Matters may get even more complicated. Earlier this year, the New York Times reported that the FDA is “now requiring drug makers to study closely whether patients become suicidal during clinical trials.”6 Not only psychotropic drugs are subject to this new policy.
References
- Bridge JA, Greenhouse JB, Weldon AH, Campo JV, Kelleher KJ. Suicide trends among youths aged 10 to 19 years in the United States, 1996–2005. JAMA. 2008:300(9);1025-1026.
- Gibbons RD, Brown CH, Hur K, et al. Early evidence on the effects of regulators’ suicidality warnings on SSRI prescriptions and suicide in children and adolescents. Am J Psychiatry. 2007;164(9):1356-1363.
- Centers for Disease Control and Prevention. Suicide trends among youths and young adults aged 10–24 years: United States, 1990–2004. MMWR Morb Mortal Wkly Rep. 2007;56(35):905-908.
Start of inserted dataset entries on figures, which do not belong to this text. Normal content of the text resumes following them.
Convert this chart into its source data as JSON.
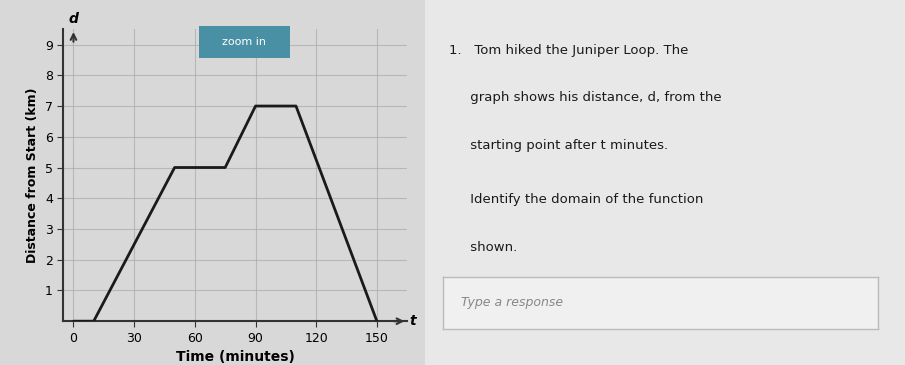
{
  "line_x": [
    0,
    10,
    50,
    75,
    90,
    110,
    150
  ],
  "line_y": [
    0,
    0,
    5,
    5,
    7,
    7,
    0
  ],
  "xlim": [
    -5,
    165
  ],
  "ylim": [
    0,
    9.5
  ],
  "xticks": [
    0,
    30,
    60,
    90,
    120,
    150
  ],
  "yticks": [
    1,
    2,
    3,
    4,
    5,
    6,
    7,
    8,
    9
  ],
  "xlabel": "Time (minutes)",
  "ylabel": "Distance from Start (km)",
  "xaxis_label": "t",
  "yaxis_label": "d",
  "line_color": "#1a1a1a",
  "line_width": 2.0,
  "grid_color": "#aaaaaa",
  "bg_color": "#d8d8d8",
  "plot_bg_color": "#d8d8d8",
  "title_text": "zoom in",
  "title_bg": "#4a90a4",
  "title_fg": "#ffffff",
  "right_text_1": "1.   Tom hiked the Juniper Loop. The",
  "right_text_2": "     graph shows his distance, d, from the",
  "right_text_3": "     starting point after t minutes.",
  "right_text_4": "     Identify the domain of the function",
  "right_text_5": "     shown.",
  "right_text_6": "Type a response",
  "right_bg": "#e8e8e8"
}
- Libby AM, Brent DA, Morrato EH, Orton HD, Allen R, Valuck RJ. Decline in treatment of pediatric depression after FDA advisory on risk of suicidality with SSRIs. Am J Psychiatry. 2007;164(6):884-891.
- Katz LY, Kozyrskyj AL, Prior HJ, Enns MW, Cox BJ, Sareen J. Effect of regulatory warnings on antidepressant prescription rates, use of health services and outcomes among children, adolescents and young adults. CMAJ. 2008;178(8):1005-1011. Erratum in: CMAJ. 2008;178(11):1466.
- Harris G. F.D.A. Requiring Suicide Studies in Drug Trials. Available at: F.D.A. Requiring Suicide Studies in Drug Trials - New York Times . Accessed September 17, 2008.